The main issue is that we need to be able to know if someone has visited site 1 when they visit our site (site 2).
Now, if they are linked directly from site1 then we can tell, easily, but as far as I know, only third party cookies can be used to know if someone visited site 1 at some point in the past, then visited site2, correct?
You can’t read cookies set by other domains due to the Same Origin Policy. If a browser receives a cookie from foo.com, it will only return it to foo.com. This applies even if bar.com references an image on foo.com, and that image includes a cookie header.
This extends to Javascript; JS running on a foo.com page can only read cookies that were set by foo.com.
But to accomplish your specific task, you can do something like this:
Foo.com (their site) includes a reference to a 1px image hosted on bar.com (your site.) That image sends a cookie that holds a value saying they visited foo.com.
When the user goes to bar.com, you will get the cookie back, indicating that they have visited foo.com.
Right, but how exactly do we accomplish this? We need to set a cookie, so it can’t just be an image linked from our servers. It has to be some content that includes javascript to set the cookie, right?
No, cookies are typically set via HTTP headers accompanying the resource. Javascript is actually a fairly unusual way to set cookies and can’t be relied upon for non-browser HTTP clients.
As for how to accomplish this, it will depend somewhat on your web server configuration.
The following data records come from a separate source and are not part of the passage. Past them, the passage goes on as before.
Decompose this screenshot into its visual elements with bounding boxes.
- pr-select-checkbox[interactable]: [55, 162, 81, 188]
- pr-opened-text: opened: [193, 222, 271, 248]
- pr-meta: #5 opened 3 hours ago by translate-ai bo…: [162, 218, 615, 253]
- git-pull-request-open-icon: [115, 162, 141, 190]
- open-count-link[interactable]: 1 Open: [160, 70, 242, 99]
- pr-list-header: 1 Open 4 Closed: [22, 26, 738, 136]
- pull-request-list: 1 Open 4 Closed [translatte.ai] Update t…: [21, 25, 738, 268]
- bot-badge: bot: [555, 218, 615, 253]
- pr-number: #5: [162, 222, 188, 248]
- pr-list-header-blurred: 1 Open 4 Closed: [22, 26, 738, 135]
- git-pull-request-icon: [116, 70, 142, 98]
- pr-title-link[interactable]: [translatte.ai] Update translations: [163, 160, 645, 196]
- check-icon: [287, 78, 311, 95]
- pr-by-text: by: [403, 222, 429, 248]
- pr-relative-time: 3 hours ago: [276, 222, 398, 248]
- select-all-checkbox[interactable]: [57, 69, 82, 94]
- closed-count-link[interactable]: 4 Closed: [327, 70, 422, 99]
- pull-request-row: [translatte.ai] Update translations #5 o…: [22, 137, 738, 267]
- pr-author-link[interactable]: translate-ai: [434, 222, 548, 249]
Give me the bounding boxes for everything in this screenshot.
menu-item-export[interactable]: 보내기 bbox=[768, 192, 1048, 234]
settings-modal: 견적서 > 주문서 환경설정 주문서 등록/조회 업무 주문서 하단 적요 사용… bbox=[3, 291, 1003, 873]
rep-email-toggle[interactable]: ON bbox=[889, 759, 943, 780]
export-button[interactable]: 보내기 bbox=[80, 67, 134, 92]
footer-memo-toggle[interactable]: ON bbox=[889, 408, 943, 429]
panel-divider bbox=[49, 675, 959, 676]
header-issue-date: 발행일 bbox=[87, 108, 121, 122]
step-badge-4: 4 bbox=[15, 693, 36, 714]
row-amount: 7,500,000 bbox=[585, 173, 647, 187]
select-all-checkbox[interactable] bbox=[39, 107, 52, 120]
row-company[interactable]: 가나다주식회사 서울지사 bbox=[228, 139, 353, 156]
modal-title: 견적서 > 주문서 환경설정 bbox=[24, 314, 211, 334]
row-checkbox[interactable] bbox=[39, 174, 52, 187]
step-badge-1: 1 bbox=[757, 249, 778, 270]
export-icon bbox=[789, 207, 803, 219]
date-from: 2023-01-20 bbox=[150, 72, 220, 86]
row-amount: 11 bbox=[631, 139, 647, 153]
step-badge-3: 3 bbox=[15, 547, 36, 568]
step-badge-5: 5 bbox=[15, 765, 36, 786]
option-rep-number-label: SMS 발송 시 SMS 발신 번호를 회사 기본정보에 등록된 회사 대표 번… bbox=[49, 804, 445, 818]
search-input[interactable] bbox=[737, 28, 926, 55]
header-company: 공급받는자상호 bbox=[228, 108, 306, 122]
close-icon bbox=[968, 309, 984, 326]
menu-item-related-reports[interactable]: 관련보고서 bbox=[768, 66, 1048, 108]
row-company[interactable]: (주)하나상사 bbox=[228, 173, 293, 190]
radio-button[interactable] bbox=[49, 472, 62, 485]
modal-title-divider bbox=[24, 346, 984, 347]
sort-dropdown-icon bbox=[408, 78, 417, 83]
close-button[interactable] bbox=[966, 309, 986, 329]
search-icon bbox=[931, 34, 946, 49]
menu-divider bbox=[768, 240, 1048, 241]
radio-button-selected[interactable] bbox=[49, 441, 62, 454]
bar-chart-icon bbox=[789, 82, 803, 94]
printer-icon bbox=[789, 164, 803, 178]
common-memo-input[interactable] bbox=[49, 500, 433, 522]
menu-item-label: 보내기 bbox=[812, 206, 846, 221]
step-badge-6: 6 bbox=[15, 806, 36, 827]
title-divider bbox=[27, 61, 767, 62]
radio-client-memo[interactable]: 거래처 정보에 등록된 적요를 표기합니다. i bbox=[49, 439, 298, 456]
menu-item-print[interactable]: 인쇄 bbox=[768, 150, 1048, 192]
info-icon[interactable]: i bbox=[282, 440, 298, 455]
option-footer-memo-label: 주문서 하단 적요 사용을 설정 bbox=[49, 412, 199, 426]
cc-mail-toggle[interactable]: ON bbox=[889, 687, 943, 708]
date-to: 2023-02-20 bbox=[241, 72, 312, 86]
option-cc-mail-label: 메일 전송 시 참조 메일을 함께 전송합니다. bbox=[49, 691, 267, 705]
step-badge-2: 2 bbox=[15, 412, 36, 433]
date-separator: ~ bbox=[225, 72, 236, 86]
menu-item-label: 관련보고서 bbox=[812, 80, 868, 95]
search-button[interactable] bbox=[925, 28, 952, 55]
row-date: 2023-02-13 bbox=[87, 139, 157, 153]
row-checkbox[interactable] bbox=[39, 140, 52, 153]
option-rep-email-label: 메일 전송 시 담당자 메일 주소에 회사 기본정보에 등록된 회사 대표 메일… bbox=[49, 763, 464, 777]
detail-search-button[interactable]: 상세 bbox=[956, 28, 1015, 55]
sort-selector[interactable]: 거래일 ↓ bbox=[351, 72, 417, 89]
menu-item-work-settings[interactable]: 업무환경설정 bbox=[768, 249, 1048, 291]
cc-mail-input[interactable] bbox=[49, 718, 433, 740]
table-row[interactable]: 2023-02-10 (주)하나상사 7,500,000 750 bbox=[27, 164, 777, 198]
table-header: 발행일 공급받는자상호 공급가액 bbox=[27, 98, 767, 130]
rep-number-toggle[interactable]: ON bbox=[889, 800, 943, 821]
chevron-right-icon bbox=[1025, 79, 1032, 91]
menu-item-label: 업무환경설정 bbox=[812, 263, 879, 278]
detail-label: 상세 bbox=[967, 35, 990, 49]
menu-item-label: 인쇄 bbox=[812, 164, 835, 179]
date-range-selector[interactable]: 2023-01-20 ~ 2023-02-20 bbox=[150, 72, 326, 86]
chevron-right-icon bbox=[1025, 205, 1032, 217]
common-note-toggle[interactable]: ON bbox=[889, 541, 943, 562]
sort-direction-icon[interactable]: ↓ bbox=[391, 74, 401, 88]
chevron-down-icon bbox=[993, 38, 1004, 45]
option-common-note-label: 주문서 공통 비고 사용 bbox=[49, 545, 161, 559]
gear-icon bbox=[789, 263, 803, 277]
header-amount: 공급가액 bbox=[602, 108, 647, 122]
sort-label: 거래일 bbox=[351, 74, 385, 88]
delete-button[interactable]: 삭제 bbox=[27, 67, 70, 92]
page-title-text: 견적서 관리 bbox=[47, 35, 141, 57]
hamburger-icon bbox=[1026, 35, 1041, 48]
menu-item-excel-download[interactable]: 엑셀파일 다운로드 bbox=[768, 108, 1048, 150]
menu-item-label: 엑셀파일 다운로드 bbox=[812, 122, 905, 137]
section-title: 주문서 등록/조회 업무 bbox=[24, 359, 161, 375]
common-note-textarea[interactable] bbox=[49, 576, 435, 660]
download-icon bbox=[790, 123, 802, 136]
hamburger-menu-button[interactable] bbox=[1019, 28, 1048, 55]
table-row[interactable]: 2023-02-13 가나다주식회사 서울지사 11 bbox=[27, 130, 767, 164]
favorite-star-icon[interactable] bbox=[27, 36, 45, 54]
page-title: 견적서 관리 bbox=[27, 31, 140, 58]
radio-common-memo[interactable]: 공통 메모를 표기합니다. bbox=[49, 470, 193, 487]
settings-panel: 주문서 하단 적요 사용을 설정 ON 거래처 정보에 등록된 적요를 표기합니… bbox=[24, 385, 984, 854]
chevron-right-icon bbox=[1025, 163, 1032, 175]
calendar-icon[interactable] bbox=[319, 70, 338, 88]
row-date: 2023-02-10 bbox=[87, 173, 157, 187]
Here’s an example of a simple CGI script in Perl that will send a cookie header with an image:
#!/usr/bin/perl
use strict;
use warnings;
use CGI;
use CGI::Cookie;
my $cook = CGI::Cookie->new( -name => 'visited_foocom', -value => 'yes' );
my $q = CGI->new;
print $q->header( -type => 'image/gif', -cookie => $cook );
open my $fh, '<', "pixel.gif" or die $!;
print <$fh>;
ETA: Another way to do this might be to send a cookie header along with a redirect to an image file. I don’t remember offhand if browsers will permit cookie headers accompanying a redirect, though.